[comp.windows.misc] simple

tada@athena.mit.edu (Michael Zehr) (02/22/88)

Probably most of you will think this is a dumb question, but ...

I've worked a bit with a few different window systems, and I've made a
few observations:  most window systems have a few simple primatives
like draw_line, draw_polygon, fill_polygon.  However, I've yet to see
routines like draw_vertical_line, draw_horizontal_line,
draw_rectangle, etc.  With lines, usually a fair number of them are
drawn either horizontally or vertically.  Are the draw_line routines
implemented so efficiently that there wouldn't be much of a speed
savings by special-casing h. and v. lines?  Or is the current design
philosophy to avoid special cases as much as possible?  

With respect to polygons and rectangles, I've done some work with
programs that do nothing but tile areas with filled rectangles, and
I've had to use 4-sided filled polygons.  Obviously that takes a lot
more computation than filling a rectangle.

Does anyone know if the window system code has transparent special
cases to handle calls like that?  Or don't most people need it?  Of is
a lot of it done in hardware so that a draw_rectangle wouldn't use
much less CPU time than a draw_polygon anyway?

Thanks in advance for any information...

Michael Zehr
"My opinions are my own ... as is my spelling."

geoff@desint.UUCP (Geoff Kuenning) (02/25/88)

In article <3132@bloom-beacon.MIT.EDU> tada@athena.mit.edu (Michael Zehr)
writes:

> I've yet to see
> routines like draw_vertical_line, draw_horizontal_line,
> draw_rectangle, etc...Are the draw_line routines
> implemented so efficiently that there wouldn't be much of a speed
> savings by special-casing h. and v. lines?  Or is the current design
> philosophy to avoid special cases as much as possible?  

Current design avoids special cases at the user level, preferring them
at a lower level.  It's easy to detect horizontal and vertical lines
on the fly (because one coordinate matches) and handle them separately.
Horizontal ones are a very big win on software-driven systems, because
you can set a whole memory unit (byte or word) all at once.

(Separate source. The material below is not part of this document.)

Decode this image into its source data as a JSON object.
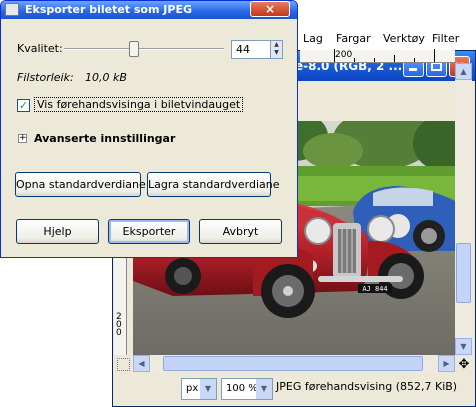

> With respect to polygons and rectangles, I've done some work with
> programs that do nothing but tile areas with filled rectangles, and
> I've had to use 4-sided filled polygons.  Obviously that takes a lot
> more computation than filling a rectangle.

Not necessarily;  again this can easily be detected as a special case.
However, the X Window System (there!  I said it right! :-) has separate
calls for drawing filled and unfilled rectangles.  (But one could argue
this is a bad idea, since it increases user-level complexity for little
gain.)
-- 
	Geoff Kuenning   geoff@ITcorp.com   {uunet,trwrb}!desint!geoff

msc@ramoth.SGI.COM (Mark Callow) (02/27/88)

In article <3132@bloom-beacon.MIT.EDU>, tada@athena.mit.edu (Michael Zehr) writes:
> 
> ... However, I've yet to see
> routines like draw_vertical_line, draw_horizontal_line,
> draw_rectangle, etc.  With lines, usually a fair number of them are
> drawn either horizontally or vertically.  Are the draw_line routines
> implemented so efficiently that there wouldn't be much of a speed
> savings by special-casing h. and v. lines?  Or is the current design
> philosophy to avoid special cases as much as possible?  

Usually the implementors special case horizontal and vertical lines inside
the draw-line primitive to save you the trouble.

The implementors of the primitives typically know better than the user what
should be treated as a special case on a given machine especially when
dealing with hardware assists.
--
From the TARDIS of Mark Callow
msc@sgi.sgi.com, ...{ames,decwrl,sun}!sgi!msc
"There is much virtue in a window.  It is to a human being as a frame is to
a painting, as a proscenium to a play.  It strongly defines its content."